Almost 10 years ago, we redesigned our back garden – installing a large wooden cabin, housing a hot tub and replacing the boggy grass with pebbles. At the time, neither of us had any interest in maintaining a garden, nor did we have any children or dogs. As is common with new builds, the garden was heavily compacted, and the clay soil below further hampered drainage. The garden is also north-facing, and our 3-storey house and a row of large silver birch trees means it’s almost permanently in shade – all these factors combined make real grass a huge challenge to grow and maintain.
As soon as children came along, the garden started to become used more often – a trampoline was added, a slide and the usual assortment garden toys. However, no matter how good decking looks in summer, after any rain it quickly becomes like an ice-rink. Together with pebbles not being especially pleasant to walk on in bare feet, the time has come to make it more of a garden.
‘Real’ grass still isn’t feasible – the cost of ‘fixing’ the drainage would be extortionate, and with (rather energetic!) dogs, it would likely be dug up in no time anyway. But, we still want to introduce more greenery into the garden. Artificial Grass is the obvious solution, and has the benefit of requiring no maintenance, fairly quick to dry and no mud for the dogs to bring into the house!
We have already removed the decking closest to the house and replaced with brick pavers, with a brick path added to one side.

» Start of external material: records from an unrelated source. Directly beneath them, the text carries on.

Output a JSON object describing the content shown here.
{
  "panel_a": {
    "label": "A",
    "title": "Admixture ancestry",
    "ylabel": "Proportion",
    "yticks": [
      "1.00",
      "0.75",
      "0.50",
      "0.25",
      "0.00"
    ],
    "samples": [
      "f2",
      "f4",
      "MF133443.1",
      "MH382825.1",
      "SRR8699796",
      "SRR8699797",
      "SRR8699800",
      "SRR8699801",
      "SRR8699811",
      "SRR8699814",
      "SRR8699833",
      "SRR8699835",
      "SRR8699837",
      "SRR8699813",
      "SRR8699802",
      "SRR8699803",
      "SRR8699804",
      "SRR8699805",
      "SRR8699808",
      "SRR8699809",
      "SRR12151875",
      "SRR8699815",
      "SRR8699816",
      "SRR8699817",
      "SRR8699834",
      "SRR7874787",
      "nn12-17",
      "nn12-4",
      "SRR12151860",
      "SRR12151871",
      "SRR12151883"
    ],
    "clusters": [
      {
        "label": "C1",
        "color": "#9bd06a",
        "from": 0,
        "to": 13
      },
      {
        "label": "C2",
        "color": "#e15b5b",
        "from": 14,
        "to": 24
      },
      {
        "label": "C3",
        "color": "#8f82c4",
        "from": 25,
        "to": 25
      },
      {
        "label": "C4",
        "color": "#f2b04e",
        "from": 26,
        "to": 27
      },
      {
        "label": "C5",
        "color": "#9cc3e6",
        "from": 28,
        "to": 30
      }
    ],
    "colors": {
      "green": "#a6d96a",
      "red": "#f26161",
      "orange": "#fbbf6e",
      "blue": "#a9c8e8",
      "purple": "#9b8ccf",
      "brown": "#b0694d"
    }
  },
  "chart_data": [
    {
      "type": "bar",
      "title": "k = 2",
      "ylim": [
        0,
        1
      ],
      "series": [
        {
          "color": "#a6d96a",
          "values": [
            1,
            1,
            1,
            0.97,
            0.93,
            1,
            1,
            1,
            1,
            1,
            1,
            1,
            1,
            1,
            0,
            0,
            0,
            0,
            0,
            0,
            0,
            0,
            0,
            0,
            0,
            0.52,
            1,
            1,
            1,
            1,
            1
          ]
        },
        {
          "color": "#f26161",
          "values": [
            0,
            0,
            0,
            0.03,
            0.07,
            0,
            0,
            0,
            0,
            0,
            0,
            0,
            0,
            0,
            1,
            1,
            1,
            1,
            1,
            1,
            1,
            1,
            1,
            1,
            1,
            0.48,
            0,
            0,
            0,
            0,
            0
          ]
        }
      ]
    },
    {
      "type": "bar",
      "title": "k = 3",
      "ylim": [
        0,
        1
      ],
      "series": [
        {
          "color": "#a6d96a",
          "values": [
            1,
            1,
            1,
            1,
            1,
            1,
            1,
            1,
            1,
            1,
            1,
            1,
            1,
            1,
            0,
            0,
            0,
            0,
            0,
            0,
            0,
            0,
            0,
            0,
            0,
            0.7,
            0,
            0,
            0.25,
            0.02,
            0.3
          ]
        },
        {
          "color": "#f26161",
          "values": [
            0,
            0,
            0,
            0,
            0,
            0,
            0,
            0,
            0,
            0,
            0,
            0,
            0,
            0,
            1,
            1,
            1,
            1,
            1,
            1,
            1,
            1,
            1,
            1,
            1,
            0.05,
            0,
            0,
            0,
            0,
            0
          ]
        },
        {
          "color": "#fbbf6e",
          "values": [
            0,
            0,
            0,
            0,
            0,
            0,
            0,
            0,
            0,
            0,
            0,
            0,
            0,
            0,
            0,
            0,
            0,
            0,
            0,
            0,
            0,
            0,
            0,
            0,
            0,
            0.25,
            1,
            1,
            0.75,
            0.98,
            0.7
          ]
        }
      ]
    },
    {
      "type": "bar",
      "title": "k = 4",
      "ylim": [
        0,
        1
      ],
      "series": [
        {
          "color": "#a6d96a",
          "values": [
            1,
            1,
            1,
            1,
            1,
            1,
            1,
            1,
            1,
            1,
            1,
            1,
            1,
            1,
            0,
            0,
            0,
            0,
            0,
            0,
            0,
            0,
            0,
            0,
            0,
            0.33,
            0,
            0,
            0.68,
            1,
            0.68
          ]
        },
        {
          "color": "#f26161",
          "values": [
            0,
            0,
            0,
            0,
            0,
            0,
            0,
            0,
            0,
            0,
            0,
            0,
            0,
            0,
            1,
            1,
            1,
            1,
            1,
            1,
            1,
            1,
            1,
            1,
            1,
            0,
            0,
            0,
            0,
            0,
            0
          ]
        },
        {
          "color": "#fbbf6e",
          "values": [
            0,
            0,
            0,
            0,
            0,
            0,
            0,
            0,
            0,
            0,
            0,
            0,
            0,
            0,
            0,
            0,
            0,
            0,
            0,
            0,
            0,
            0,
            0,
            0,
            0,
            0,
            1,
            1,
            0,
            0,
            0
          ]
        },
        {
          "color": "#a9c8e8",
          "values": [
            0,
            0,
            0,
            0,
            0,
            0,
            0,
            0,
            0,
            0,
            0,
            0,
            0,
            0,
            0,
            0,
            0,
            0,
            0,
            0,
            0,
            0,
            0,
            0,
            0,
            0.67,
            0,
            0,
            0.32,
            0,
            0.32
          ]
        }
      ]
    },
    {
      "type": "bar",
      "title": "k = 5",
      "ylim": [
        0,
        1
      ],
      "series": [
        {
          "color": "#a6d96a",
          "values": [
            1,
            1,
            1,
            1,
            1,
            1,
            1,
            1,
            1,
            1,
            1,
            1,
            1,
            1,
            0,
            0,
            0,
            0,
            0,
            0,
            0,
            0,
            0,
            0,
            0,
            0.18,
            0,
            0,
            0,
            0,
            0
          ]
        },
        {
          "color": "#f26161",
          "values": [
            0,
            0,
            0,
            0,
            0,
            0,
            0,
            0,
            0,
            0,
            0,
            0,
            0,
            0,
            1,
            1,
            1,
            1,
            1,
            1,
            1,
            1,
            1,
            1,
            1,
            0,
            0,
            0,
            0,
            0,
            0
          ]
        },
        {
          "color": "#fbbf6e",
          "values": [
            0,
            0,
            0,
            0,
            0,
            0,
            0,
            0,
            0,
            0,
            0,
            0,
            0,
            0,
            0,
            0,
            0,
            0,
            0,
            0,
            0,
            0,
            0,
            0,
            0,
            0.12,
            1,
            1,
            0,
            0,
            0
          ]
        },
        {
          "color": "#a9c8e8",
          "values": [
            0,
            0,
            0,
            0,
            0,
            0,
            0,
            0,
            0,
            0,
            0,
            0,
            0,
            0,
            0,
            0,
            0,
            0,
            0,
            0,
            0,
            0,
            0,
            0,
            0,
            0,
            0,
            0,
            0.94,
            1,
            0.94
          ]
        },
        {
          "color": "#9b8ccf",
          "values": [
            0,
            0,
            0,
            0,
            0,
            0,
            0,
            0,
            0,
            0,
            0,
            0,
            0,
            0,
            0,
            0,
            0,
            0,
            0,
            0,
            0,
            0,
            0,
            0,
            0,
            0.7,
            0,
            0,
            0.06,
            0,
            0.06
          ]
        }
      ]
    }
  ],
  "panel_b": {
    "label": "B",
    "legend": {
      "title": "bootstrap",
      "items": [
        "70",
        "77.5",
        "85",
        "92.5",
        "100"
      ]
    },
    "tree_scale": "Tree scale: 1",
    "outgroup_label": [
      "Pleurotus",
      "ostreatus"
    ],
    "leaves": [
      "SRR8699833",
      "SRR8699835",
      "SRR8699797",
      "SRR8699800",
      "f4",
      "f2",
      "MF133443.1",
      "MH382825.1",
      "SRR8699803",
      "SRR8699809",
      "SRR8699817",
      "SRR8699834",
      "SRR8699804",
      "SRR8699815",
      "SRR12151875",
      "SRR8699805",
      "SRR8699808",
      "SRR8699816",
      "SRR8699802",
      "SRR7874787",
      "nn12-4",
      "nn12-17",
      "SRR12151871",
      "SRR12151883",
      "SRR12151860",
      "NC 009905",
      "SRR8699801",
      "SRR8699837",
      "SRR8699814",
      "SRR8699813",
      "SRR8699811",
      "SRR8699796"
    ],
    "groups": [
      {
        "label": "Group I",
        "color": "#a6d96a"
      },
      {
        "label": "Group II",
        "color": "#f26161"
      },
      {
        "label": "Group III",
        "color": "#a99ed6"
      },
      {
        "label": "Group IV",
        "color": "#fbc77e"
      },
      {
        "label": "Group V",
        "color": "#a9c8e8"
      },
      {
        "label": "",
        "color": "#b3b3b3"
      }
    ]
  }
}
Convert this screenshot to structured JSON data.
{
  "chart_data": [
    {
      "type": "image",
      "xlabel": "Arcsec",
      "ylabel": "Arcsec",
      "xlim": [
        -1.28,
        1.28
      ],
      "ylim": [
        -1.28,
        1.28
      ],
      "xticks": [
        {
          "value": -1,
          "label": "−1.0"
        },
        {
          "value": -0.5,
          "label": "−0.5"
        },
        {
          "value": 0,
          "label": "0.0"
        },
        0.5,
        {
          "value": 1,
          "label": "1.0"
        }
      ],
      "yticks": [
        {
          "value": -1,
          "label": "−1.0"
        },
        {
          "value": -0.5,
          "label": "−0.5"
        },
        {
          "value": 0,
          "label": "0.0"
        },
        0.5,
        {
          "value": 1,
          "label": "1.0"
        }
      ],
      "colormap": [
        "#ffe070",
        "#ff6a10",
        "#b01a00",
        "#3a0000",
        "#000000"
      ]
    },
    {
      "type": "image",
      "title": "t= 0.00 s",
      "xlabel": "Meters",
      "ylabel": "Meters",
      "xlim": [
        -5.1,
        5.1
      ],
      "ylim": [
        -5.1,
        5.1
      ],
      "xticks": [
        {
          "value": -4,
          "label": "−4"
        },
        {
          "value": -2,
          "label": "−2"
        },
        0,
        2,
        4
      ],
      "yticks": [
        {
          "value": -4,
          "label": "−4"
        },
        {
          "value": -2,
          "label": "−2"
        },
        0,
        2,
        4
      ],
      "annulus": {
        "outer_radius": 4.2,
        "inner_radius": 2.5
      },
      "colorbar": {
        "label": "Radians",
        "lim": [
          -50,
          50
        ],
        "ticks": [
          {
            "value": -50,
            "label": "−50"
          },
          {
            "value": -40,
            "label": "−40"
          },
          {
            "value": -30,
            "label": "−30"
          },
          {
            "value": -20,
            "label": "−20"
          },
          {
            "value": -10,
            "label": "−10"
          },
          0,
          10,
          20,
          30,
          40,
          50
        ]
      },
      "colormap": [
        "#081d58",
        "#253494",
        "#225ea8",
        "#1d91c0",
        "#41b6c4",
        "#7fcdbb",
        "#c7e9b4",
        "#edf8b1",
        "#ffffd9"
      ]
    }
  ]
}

The top of the garden, currently home to the soon-to-be demolished 5.5m x 3.5m cabin, will be fenced off to create a ‘dog free’ zone – as much as they enjoy bouncing on the trampoline, Sam isn’t quite so keen on sharing it with them! So this area will become a ‘secret’ garden and home to the trampoline – and eventually a shed for the inevitable bikes, scooters, hula-hoops and whatever else the children decide they ‘must have’ this summer.
That leaves us with a reasonably large area in the middle of the garden for artificial grass – the best position for the 2 hours of sun our garden occasionally gets, and a large enough space for the dogs to run around, or for us to sit and relax.
Ideally, we’d like to introduce some ‘real’ planting too – perhaps some hedging to soften the ‘secret garden’ fence, some climbers on the side fences etc – but planting anything and expecting the dogs not to dig it back up will be a challenge!
We are busy saving for artificial grass now – hopefully we will be able to get it down by the end of the Summer. Have you got any experience of it? I’d love to know how it’s worked out in your garden.